As Steven L. Shepherd writes: " 'I am like this,' says the son, 'because he was like that.'

It's a perfect subject for the essay, as Steven L. Shepherd shows us in Our Fathers: Reflections by Sons. In more than a dozen pieces by different authors, some as celebrated as James Baldwin and Henry Louis Gates Jr., we see how the father-son connection is intensely personal, brimming with importance, full of anecdote and carrying an air of mystery that a writer can only poke at but rarely fully resolve.…

Fathers lead the way for many of us. This book shows us the many ways they do.

Teresa Weaver
Atlanta Journal-Constitution

Of all the bonds of family, that of father and son may be the most mystical, the most emotionally loaded.

Whether a father's legacy is sweet or crippling, simple or tortured, sons either thrive or just barely survive in the aftermath.

Anthologies have celebrated the mother-daughter relationship, and mothers and sons are well-represented in literature. But it's the father-son dynamic that struck Steven L. Shepherd in a movie theater, while watching one of those contemporary classics that would make almost anyone's list of acceptable tear-jerkers for men, Field of Dreams. When Kevin Costner's character meets, via movie magic, his dead father as a young man, Shepherd found himself not simply getting teary, but sobbing convulsively.

"The unexpected intensity of my emotion…," Shepherd writes, "had to do with the power of the father's appearance as a contemporary of his son—with the father shorn of his usual advantages of experience, power, and authority, but having gained in return the optimism and assuredness of youth. The father and son on an otherwise impossible equal footing."

As a writer, Shepherd knew enough to seek comfort in other sons' stories. "Fathers, it seemed, were everywhere," he writes. "And everywhere they were under scrutiny by their sons." Shepherd began collecting essays, ultimately culling hundreds down to 14 for publication. All the essays have been published before, most in magazines and literary journals. Together, they are a powerful force.…

In all the essays in Our Fathers, what is most striking is what is forever unsaid. Amid the banter—about baseball, clothes, cars, women—every one of these writers is looking for that one insight, that one key to understanding the man behind the father.
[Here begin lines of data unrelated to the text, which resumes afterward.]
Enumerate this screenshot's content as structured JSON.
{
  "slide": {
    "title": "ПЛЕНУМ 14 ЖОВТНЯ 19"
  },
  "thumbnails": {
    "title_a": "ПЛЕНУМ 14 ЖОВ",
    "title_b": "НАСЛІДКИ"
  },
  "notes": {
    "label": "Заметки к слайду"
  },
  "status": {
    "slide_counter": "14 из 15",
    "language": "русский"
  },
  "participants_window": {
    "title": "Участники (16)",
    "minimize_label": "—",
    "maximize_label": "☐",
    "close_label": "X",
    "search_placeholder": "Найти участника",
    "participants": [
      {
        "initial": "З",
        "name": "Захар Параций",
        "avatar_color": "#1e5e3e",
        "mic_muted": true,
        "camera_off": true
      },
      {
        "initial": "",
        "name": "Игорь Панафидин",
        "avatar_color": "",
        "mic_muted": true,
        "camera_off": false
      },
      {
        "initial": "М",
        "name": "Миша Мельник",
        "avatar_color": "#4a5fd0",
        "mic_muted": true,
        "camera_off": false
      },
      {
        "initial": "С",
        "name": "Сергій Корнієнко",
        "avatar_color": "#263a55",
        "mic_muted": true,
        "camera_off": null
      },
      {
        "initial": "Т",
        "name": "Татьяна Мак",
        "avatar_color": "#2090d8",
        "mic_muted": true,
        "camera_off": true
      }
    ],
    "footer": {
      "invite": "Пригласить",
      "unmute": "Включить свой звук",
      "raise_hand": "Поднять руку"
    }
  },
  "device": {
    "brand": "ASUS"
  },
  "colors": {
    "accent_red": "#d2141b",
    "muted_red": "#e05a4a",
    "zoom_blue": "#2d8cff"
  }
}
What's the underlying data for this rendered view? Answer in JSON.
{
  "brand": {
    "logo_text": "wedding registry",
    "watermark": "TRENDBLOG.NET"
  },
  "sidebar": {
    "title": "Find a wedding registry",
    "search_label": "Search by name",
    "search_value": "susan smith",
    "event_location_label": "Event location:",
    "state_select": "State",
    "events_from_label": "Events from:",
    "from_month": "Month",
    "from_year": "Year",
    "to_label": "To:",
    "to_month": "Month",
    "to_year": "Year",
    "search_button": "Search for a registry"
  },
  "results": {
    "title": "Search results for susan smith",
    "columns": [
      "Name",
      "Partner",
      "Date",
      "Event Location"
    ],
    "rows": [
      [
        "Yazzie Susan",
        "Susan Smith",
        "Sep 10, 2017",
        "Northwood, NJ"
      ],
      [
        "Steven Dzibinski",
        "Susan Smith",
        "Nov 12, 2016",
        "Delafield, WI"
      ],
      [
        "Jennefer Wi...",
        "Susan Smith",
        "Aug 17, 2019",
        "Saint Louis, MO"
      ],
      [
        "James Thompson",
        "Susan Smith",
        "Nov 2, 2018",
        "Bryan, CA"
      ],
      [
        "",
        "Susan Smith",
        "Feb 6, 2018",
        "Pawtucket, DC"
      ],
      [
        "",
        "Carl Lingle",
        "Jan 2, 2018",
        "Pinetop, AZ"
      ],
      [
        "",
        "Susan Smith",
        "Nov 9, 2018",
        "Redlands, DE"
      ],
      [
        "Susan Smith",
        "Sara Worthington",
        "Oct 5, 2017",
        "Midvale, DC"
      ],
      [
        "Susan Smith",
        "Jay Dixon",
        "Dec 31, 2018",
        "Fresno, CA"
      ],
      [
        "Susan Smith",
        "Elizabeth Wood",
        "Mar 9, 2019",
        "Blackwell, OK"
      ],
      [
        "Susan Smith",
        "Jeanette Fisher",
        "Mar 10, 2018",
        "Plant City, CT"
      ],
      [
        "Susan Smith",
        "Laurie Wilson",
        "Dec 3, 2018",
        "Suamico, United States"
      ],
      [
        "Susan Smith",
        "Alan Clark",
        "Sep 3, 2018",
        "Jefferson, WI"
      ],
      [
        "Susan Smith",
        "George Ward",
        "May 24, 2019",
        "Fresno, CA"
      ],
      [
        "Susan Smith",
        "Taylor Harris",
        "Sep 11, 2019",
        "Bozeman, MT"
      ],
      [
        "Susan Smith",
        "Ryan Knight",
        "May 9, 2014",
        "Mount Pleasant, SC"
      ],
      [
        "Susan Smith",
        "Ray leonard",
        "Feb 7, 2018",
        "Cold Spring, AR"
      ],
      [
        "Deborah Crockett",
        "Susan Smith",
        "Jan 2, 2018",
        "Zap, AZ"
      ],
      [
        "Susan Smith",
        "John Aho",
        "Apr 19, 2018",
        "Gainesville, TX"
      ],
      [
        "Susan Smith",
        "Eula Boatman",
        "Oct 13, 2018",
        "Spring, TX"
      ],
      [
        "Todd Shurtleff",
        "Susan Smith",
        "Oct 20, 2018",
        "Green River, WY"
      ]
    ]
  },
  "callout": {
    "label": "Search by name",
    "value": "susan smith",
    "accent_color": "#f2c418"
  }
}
"Every once in a while," Roland Merullo writes, "during some poignant pause in the busyness of his life, my father would be alone with one of us and make a comment like: 'Someday I'll tell you everything. Someday we'll sit down and I'll tell you things.' But what these things were we had little idea, and the promised 'someday' never arrived.…"

Maybe every son is looking for an epiphany, a light-bulb moment when all the mysteries that make up their fathers become perfectly, even painfully, clear.

This is not a collection of horror stories; nor does it devolve into cloying sentimentality. In these true stories, some fathers work six days a week, and some get drunk every morning. Some are role models, and some are monsters. Some stay, and some leave. And their impact is undeniable.